Craft Beer in Rome, Then and Now
I remember the moment I became interested in beer. Standing amid the ruins of the Roman Forum, the Coliseum looming ahead of me, lit up and devoid of tourists at three in the morning, I was struck with awe. For most, awe in these circumstances might be derived form the historical perspective offered by these surroundings; it's impossible not to feel insignificant in the context of the generations of lives passed through these streets, and yet, this was not what drove my wonderment.
I looked down, jaw slack, at the plastic cup in my hand and thought, "what the heck is this beer, and why does it taste so good?"
I had stumbled into Ma Che Siete Venuti A Fa, possibly Italy's finest beer bar, and left with a Keto Reporter from Birra del Borgo. A dark, flavorful beer infused with tobacco, it was like nothing I'd ever tasted before. I went back the next night. And the next. As a young student who couldn't even legally drink in his own country, I found myself suddenly involved in the Italian beer scene.

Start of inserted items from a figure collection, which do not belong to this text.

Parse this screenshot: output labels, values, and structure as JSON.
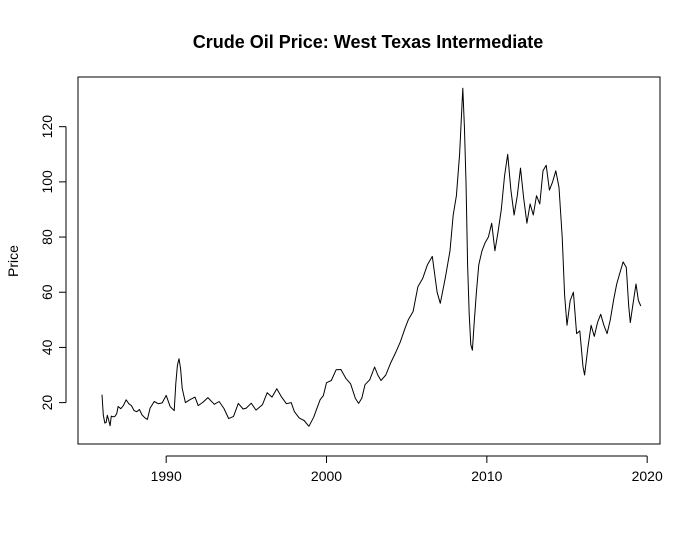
{
  "chart_data": {
    "type": "line",
    "title": "Crude Oil Price: West Texas Intermediate",
    "xlabel": "",
    "ylabel": "Price",
    "xlim": [
      1984.5,
      2020.8
    ],
    "ylim": [
      5,
      138
    ],
    "xticks": [
      1990,
      2000,
      2010,
      2020
    ],
    "yticks": [
      20,
      40,
      60,
      80,
      100,
      120
    ],
    "grid": false,
    "line_color": "#000000",
    "series": [
      {
        "x": [
          1986.0,
          1986.08,
          1986.17,
          1986.25,
          1986.33,
          1986.42,
          1986.5,
          1986.58,
          1986.67,
          1986.75,
          1986.83,
          1986.92,
          1987.0,
          1987.17,
          1987.33,
          1987.5,
          1987.67,
          1987.83,
          1988.0,
          1988.17,
          1988.33,
          1988.5,
          1988.67,
          1988.83,
          1989.0,
          1989.25,
          1989.5,
          1989.75,
          1990.0,
          1990.25,
          1990.5,
          1990.6,
          1990.7,
          1990.8,
          1990.9,
          1991.0,
          1991.2,
          1991.5,
          1991.8,
          1992.0,
          1992.3,
          1992.6,
          1993.0,
          1993.3,
          1993.6,
          1993.9,
          1994.2,
          1994.5,
          1994.8,
          1995.0,
          1995.3,
          1995.6,
          1996.0,
          1996.3,
          1996.6,
          1996.9,
          1997.2,
          1997.5,
          1997.8,
          1998.0,
          1998.3,
          1998.6,
          1998.9,
          1999.0,
          1999.2,
          1999.4,
          1999.6,
          1999.8,
          2000.0,
          2000.3,
          2000.6,
          2000.9,
          2001.2,
          2001.5,
          2001.8,
          2002.0,
          2002.2,
          2002.4,
          2002.7,
          2003.0,
          2003.2,
          2003.4,
          2003.7,
          2004.0,
          2004.3,
          2004.6,
          2004.9,
          2005.1,
          2005.4,
          2005.7,
          2006.0,
          2006.3,
          2006.6,
          2006.9,
          2007.1,
          2007.4,
          2007.7,
          2007.9,
          2008.1,
          2008.3,
          2008.5,
          2008.6,
          2008.7,
          2008.8,
          2008.9,
          2009.0,
          2009.1,
          2009.2,
          2009.35,
          2009.5,
          2009.7,
          2009.9,
          2010.1,
          2010.3,
          2010.5,
          2010.7,
          2010.9,
          2011.1,
          2011.3,
          2011.5,
          2011.7,
          2011.9,
          2012.1,
          2012.3,
          2012.5,
          2012.7,
          2012.9,
          2013.1,
          2013.3,
          2013.5,
          2013.7,
          2013.9,
          2014.1,
          2014.3,
          2014.5,
          2014.7,
          2014.85,
          2015.0,
          2015.2,
          2015.4,
          2015.6,
          2015.8,
          2016.0,
          2016.1,
          2016.3,
          2016.5,
          2016.7,
          2016.9,
          2017.1,
          2017.3,
          2017.5,
          2017.7,
          2017.9,
          2018.1,
          2018.3,
          2018.5,
          2018.7,
          2018.85,
          2018.95,
          2019.1,
          2019.3,
          2019.45,
          2019.6
        ],
        "y": [
          22.9,
          15.5,
          12.6,
          12.8,
          15.4,
          13.5,
          11.6,
          15.1,
          14.9,
          14.9,
          15.2,
          16.1,
          18.6,
          17.8,
          18.9,
          21.0,
          19.6,
          18.9,
          17.1,
          16.7,
          17.5,
          15.5,
          14.5,
          13.9,
          18.0,
          20.4,
          19.6,
          19.9,
          22.6,
          18.5,
          17.1,
          26.9,
          33.5,
          35.9,
          32.3,
          25.2,
          20.0,
          21.1,
          22.0,
          18.9,
          20.2,
          21.8,
          19.4,
          20.4,
          17.9,
          14.2,
          15.0,
          19.7,
          17.7,
          18.0,
          19.8,
          17.3,
          19.2,
          23.6,
          22.0,
          25.0,
          22.0,
          19.6,
          20.0,
          16.7,
          14.4,
          13.5,
          11.4,
          12.5,
          14.7,
          17.9,
          21.0,
          22.5,
          27.2,
          28.0,
          31.9,
          32.0,
          28.8,
          26.8,
          21.5,
          19.7,
          21.6,
          26.5,
          28.3,
          32.9,
          30.0,
          28.0,
          30.0,
          34.3,
          38.0,
          42.0,
          47.0,
          50.0,
          53.0,
          62.0,
          65.0,
          70.0,
          73.0,
          60.0,
          56.0,
          65.0,
          75.0,
          88.0,
          95.0,
          110.0,
          133.9,
          120.0,
          100.0,
          70.0,
          52.0,
          41.0,
          39.0,
          48.0,
          60.0,
          70.0,
          75.0,
          78.0,
          80.0,
          85.0,
          75.0,
          82.0,
          90.0,
          102.0,
          110.0,
          97.0,
          88.0,
          95.0,
          105.0,
          94.0,
          85.0,
          92.0,
          88.0,
          95.0,
          92.0,
          104.0,
          106.0,
          97.0,
          100.0,
          104.0,
          98.0,
          80.0,
          59.0,
          48.0,
          57.0,
          60.0,
          45.0,
          46.0,
          33.0,
          30.0,
          40.0,
          48.0,
          44.0,
          49.0,
          52.0,
          48.0,
          45.0,
          50.0,
          57.0,
          63.0,
          67.0,
          71.0,
          69.0,
          55.0,
          49.0,
          55.0,
          63.0,
          57.0,
          55.0
        ]
      }
    ]
  }
}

Faced with the dominance of Italian wine culture, the Italian beer scene is necessarily driven by passion, and that was infectious to me. At pizzeria Bir e Fud, brewers from nearby Birra del Borgo patiently pulled at cask engines for customers looking for Chianti, not Kolsch, to accompany their pizzas. At Brasserie 4:20, they refused to even offer wine, with only beer, whiskey, and water to quench your thirst. The craft beer presence in Rome 5 years ago was reserved to little pockets like these, but it was clear that those involved couldn't help but be heard.
I returned last month to see how things had changed.

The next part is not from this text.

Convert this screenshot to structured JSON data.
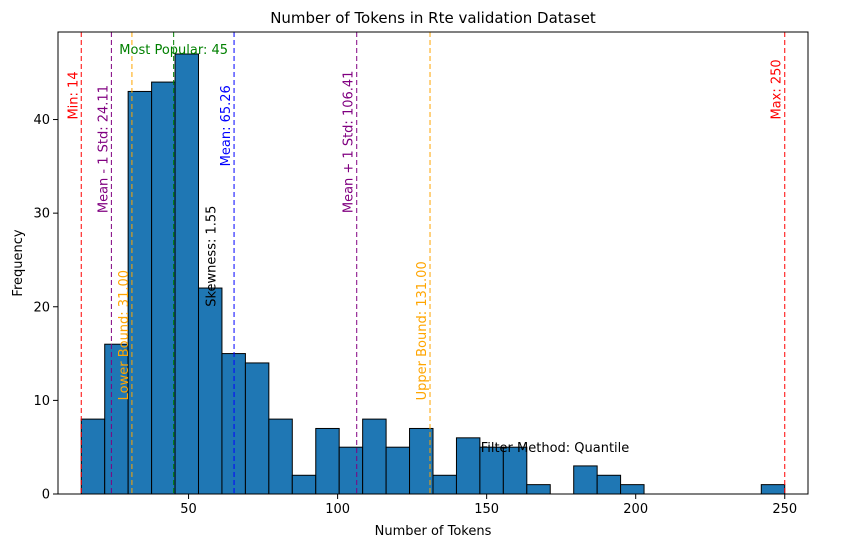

An early stop at a favorite wine bar, Mimi e Coco, showed promise. While the food had gone from great to gross, they actually carried some exciting beer; we sipped Baladin's Super before heading out to find the brewery's new-ish pub, Open Baladin.
A lengthy search led to the painful realization of what would become a theme on our visit: lots of Italian businesses close in August.
All we found were shutters at Bir e Fud and Brasserie 4:20, but Ma Che Siete Venuti A Fa and nearby Beerland welcomed us with open taps. In the face of disappointment, however, was the exciting revelation that craft beer really is starting to permeate Roman culture. Bars everywhere offer "birre artigianale," with Belgian and German beers filling coolers alongside Italian specialties from Del Ducato, Montegioco and the aforementioned Baladin and Del Borgo.
While craft beer still represents mere drops in the giant barrels of wine and spirits sold in Rome, the direction is clear: brewers are making better and better beer, and the people are drinking it.